Summer downpours can drop a tremendous amount of water in a relatively short period of time. All homes – even those that have never flooded before – are at risk of flooding.
 What you can do 

  1. Access free self-help home flood protection resources. ​
  2. Extend downspouts at least two metres (six feet) from your basement walls. The further the water is from the foundation, the less chance that it will make its way into your basement. Splash pads can help direct the water to a permeable surface, such as a garden or lawn. Alternatively, you could recycle the storm water by diverting it into a rain barrel for later use in your yard.
  3. Clear debris from your eavestroughs (gutters) to prevent them from overflowing. If your eavestroughs or downspouts overflow even when they are clean, install larger ones.

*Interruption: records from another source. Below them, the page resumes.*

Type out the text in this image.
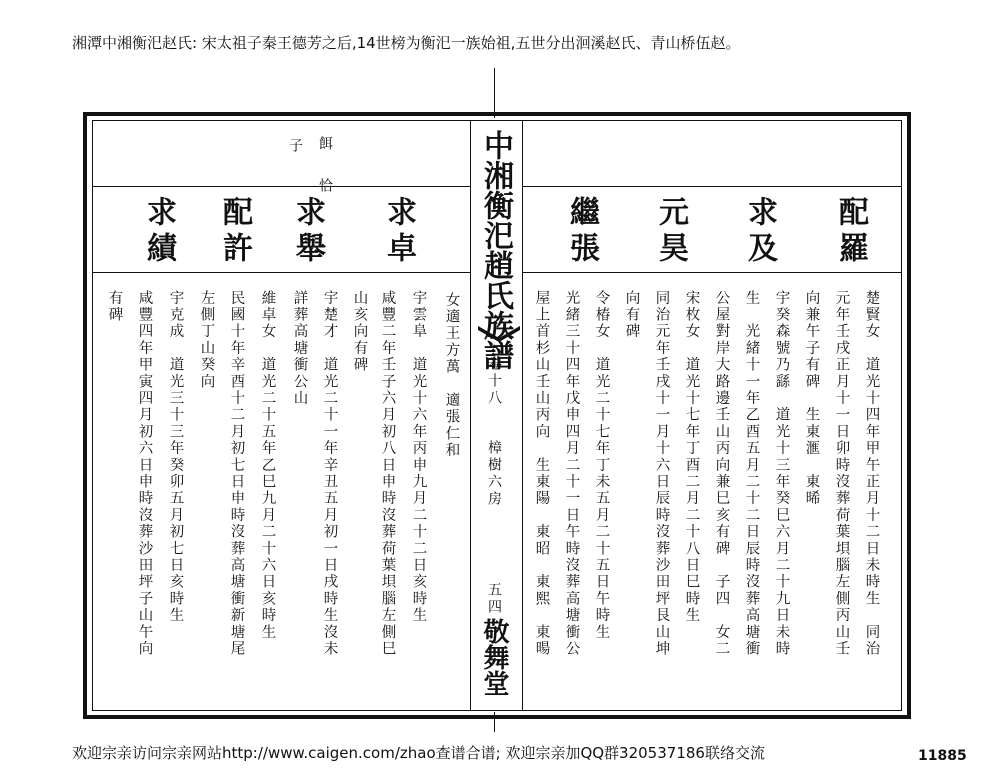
湘潭中湘衡汜赵氏: 宋太祖子秦王德芳之后,14世榜为衡汜一族始祖,五世分出洄溪赵氏、青山桥伍赵。
中湘衡汜趙氏族譜
卷十八
樟樹六房
五四
敬舞堂
子 餌 恰
求卓
求舉
配許
求績
女適王方萬　適張仁和
宇雲阜　道光十六年丙申九月二十二日亥時生
咸豐二年壬子六月初八日申時沒葬荷葉垻腦左側巳
山亥向有碑
宇楚才　道光二十一年辛丑五月初一日戌時生沒未
詳葬高塘衝公山
維卓女　道光二十五年乙巳九月二十六日亥時生
民國十年辛酉十二月初七日申時沒葬高塘衝新塘尾
左側丁山癸向
宇克成　道光三十三年癸卯五月初七日亥時生
咸豐四年甲寅四月初六日申時沒葬沙田坪子山午向
有碑
配羅
求及
元昊
繼張
楚賢女　道光十四年甲午正月十二日未時生　同治
元年壬戌正月十一日卯時沒葬荷葉垻腦左側丙山壬
向兼午子有碑　生東滙　東晞
宇癸森號乃繇　道光十三年癸巳六月二十九日未時
生　光緒十一年乙酉五月二十二日辰時沒葬高塘衝
公屋對岸大路邊壬山丙向兼巳亥有碑　子四　女二
宋枚女　道光十七年丁酉二月二十八日巳時生
同治元年壬戌十一月十六日辰時沒葬沙田坪艮山坤
向有碑
令椿女　道光二十七年丁未五月二十五日午時生
光緒三十四年戊申四月二十一日午時沒葬高塘衝公
屋上首杉山壬山丙向　生東陽　東昭　東熙　東暘
欢迎宗亲访问宗亲网站http://www.caigen.com/zhao查谱合谱; 欢迎宗亲加QQ群320537186联络交流	11885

  4. Build up the ground slope around your home. Soil should slope down from your foundation and window wells for at least two to three metres (about six to ten feet) at a drop of at least 10-20 centimetres (about four to eight inches). If water soaks into the ground within the backfill zone, it will accumulate next to your basement walls and floor, where it can leak in or damage the foundation. Check your ground slope annually, because soil, sidewalks, patios, decks and driveways can settle over time.
  5. Check the drainage paths on your property. Ensure that storm water flows to the lane or street, not towards your home. It also shouldn’t flow into your neighbour’s yard! Property should be graded to keep water flowing in the right direction.
  6. Fix leaks in walls, floors, windows and doors.
  7. Install window wells around basement windows. This will prevent your window sills from leaking and rotting. Keep window wells free of leaves, branches and other debris.